I’m obsessed with breakfast. I honestly could eat breakfast for every single meal of the day. There is something so comforting about the morning ritual of hot coffee paired with a big bowl of deliciousness. I rarely deviate from my daily oatmeal, but the other morning, I was craving something different. For some weird reason, I was craving pudding. Yep pudding. Who woulda’ thought?!
A couple of days ago, I roasted some butternut squash, thinking that I would eventually create something with it, and that’s where the idea came from. Now, I will admit, at first I was skeptical. I felt sort of like a mad scientist in my kitchen…adding a bit of this, a little of that. The outcome was more than I could have hoped for. It was creamy, nutty, and packed with vitamins and nutrients. I’m a stickler for textures and this pudding was delightfully velvety and perfectly thick.

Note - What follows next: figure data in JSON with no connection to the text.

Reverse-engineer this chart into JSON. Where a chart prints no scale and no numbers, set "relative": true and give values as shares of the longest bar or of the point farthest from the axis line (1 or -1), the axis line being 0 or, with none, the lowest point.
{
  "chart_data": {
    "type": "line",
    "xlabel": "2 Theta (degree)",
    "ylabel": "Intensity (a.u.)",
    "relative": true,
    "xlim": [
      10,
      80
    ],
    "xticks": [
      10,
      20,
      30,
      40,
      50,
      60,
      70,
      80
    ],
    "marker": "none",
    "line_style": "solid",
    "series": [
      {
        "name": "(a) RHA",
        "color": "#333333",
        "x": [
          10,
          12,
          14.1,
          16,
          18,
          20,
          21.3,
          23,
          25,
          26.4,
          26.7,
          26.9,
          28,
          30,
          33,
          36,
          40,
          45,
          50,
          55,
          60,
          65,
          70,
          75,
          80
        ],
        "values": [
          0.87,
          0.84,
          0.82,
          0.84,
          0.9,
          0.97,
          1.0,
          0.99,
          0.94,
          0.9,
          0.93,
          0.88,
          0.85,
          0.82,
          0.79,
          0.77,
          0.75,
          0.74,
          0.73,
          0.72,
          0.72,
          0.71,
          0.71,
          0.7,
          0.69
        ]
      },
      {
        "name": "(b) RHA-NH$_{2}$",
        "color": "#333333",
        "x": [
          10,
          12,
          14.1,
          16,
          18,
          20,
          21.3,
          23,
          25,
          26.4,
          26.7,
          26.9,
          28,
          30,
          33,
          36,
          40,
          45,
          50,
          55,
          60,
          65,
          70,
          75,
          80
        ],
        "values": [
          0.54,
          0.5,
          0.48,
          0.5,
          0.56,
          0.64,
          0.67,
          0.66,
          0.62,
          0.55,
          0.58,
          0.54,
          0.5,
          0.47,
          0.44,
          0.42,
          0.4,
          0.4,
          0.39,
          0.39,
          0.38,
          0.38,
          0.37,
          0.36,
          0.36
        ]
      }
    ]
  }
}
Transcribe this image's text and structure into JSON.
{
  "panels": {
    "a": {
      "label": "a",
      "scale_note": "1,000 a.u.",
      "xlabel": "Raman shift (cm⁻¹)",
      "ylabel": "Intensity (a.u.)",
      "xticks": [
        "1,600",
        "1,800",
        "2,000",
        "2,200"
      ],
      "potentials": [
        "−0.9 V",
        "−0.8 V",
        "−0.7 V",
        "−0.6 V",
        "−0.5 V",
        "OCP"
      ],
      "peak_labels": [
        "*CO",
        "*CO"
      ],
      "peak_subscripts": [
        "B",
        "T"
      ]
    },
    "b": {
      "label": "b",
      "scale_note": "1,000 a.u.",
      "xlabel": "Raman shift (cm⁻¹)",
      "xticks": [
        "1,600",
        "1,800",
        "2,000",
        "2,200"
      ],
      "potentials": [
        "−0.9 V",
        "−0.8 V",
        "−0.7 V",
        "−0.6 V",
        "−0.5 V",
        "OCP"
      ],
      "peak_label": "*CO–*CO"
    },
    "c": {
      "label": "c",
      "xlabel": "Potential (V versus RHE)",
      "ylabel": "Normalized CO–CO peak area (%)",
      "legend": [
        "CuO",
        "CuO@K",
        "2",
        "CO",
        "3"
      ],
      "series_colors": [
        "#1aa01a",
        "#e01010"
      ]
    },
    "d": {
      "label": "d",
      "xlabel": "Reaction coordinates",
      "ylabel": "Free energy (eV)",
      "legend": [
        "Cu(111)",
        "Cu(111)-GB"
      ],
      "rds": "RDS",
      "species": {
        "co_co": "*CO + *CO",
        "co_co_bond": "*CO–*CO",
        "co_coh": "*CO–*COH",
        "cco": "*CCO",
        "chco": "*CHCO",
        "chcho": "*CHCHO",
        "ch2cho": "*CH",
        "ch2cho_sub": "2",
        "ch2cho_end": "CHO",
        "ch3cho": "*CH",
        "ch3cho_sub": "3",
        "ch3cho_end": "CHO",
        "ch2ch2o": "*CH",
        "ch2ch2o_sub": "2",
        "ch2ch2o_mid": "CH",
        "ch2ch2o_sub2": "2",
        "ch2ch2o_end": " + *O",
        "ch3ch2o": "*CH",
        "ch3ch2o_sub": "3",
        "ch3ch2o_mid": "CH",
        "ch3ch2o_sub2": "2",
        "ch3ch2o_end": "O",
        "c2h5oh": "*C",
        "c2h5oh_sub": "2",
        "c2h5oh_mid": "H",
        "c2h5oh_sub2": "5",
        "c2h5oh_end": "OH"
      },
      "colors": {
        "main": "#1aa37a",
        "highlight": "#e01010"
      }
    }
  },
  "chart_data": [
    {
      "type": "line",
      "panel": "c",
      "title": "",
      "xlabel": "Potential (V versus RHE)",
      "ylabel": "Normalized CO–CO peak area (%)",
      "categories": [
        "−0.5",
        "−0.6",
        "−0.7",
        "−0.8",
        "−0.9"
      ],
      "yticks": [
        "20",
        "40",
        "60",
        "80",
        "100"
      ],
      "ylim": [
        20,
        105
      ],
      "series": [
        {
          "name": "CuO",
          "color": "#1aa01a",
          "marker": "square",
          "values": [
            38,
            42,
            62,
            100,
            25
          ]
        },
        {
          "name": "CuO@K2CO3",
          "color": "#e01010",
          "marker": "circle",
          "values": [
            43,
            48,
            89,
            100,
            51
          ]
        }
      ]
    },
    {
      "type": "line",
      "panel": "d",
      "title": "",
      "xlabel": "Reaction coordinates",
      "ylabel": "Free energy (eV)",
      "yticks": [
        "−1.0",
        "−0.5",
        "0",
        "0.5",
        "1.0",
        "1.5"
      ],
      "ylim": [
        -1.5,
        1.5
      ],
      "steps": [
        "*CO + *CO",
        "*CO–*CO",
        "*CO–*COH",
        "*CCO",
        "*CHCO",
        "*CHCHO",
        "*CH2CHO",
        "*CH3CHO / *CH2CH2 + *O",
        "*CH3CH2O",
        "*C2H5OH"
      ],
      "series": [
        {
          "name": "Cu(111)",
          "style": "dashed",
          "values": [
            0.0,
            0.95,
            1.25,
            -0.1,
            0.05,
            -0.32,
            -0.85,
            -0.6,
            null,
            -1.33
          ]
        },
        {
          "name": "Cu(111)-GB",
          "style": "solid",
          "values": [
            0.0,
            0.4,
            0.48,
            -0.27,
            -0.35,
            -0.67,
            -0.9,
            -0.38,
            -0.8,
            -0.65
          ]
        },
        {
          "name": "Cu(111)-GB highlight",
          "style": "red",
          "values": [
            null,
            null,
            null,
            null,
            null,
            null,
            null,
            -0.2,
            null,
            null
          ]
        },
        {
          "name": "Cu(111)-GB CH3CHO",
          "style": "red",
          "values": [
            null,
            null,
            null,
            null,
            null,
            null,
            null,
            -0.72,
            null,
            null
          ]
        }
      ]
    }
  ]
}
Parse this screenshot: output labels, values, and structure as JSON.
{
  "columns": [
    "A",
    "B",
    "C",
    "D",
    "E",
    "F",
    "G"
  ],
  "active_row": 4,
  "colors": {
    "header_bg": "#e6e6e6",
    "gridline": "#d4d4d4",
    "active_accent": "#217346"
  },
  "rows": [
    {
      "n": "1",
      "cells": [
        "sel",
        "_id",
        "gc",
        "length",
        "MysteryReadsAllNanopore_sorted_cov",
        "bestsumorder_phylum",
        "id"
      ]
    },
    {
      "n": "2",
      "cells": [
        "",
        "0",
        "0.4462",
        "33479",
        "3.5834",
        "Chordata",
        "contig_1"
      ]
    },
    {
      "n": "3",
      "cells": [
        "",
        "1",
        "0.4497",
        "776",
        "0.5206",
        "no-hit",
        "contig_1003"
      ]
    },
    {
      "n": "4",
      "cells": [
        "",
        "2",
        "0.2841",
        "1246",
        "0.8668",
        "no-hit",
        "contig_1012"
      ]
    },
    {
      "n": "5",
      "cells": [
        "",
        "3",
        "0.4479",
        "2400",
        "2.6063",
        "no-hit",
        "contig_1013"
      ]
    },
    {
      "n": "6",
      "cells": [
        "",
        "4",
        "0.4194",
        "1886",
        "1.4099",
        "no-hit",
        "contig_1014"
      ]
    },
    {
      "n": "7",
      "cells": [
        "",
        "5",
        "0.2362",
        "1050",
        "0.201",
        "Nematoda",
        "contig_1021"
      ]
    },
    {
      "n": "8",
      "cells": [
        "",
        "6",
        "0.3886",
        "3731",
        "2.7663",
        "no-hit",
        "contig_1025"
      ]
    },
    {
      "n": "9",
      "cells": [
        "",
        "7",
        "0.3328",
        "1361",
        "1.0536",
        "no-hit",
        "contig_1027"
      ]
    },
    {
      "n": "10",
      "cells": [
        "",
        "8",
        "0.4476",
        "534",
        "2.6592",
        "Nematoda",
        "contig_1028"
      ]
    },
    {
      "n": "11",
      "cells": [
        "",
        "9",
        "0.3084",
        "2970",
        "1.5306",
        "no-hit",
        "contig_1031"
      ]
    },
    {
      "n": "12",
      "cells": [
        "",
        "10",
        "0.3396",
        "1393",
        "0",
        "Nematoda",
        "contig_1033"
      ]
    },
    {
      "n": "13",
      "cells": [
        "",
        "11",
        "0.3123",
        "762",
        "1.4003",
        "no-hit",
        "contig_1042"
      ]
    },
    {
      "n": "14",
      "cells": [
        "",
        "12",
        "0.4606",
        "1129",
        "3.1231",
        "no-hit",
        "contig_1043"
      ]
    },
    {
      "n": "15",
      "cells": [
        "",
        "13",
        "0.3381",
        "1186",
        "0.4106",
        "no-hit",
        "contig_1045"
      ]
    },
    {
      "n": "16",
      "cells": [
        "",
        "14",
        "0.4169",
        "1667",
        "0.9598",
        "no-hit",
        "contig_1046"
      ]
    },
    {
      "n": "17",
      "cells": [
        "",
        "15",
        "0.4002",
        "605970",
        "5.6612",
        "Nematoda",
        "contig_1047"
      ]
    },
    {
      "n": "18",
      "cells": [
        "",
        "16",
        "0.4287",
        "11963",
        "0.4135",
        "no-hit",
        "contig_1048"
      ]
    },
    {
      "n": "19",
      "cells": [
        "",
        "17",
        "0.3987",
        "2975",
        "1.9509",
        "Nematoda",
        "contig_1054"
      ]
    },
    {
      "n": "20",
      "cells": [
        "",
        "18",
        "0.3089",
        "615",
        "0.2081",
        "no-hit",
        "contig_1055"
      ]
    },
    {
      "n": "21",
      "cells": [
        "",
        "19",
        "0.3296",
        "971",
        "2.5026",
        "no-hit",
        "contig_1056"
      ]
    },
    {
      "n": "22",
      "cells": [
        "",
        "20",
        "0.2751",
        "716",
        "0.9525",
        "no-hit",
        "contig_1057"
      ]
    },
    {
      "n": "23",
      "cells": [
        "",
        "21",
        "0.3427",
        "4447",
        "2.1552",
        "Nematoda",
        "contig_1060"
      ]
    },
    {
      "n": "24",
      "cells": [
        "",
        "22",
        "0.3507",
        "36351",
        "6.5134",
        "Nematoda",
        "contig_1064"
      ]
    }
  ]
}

Just like a smoothie bowl, this pudding can be topped with just about anything! I decided on raw buckwheat groats, goji berries, pecans, oats, and hemp seed hearts. I love how each and every spoonful has a different goodie hidden inside!
Not only is this stuff delicious, but it is packed with vitamins and nutrients. It’s vegan, paleo, and gluten free! Sunflower seed butter (which can be subbed with your favorite nut butter) adds the perfect amount of healthy fats to help ward off hunger until lunch time. It’s also packed with cinnamon which is a natural anti-inflammatory.
It’s no secret that I am obsessed with all sorts of squash… now I have another excuse to utilize these beauties!!!
- 1 cup roasted butternut squash puree**
- 1½ TBS nut butter of choice (I used sunflower seed butter)
- 1 med banana mashed
- 2 TBS Tapioca starch**
- 1 tsp stevia
- ½ TBS cinnamon
- 2 TBS coconut milk creamer (or milk of choice)
- pinch of salt
- In a food processor, combine all ingredients
- Blend until completely smooth
- transfer to an air tight container
- chill for about an hour
- transfer to bowl
- add desired toppings
- enjoy!
I pre-roasted the squash and refrigerated it so it was cold. This could be done with warm squash, but I haven't eaten this warmed!
you can probably sub potato starch, or any other starch, without any taste difference. I also think that a flour (oat, quinoa, white etc) would work as well... although I haven't tried it! If you do, let me know!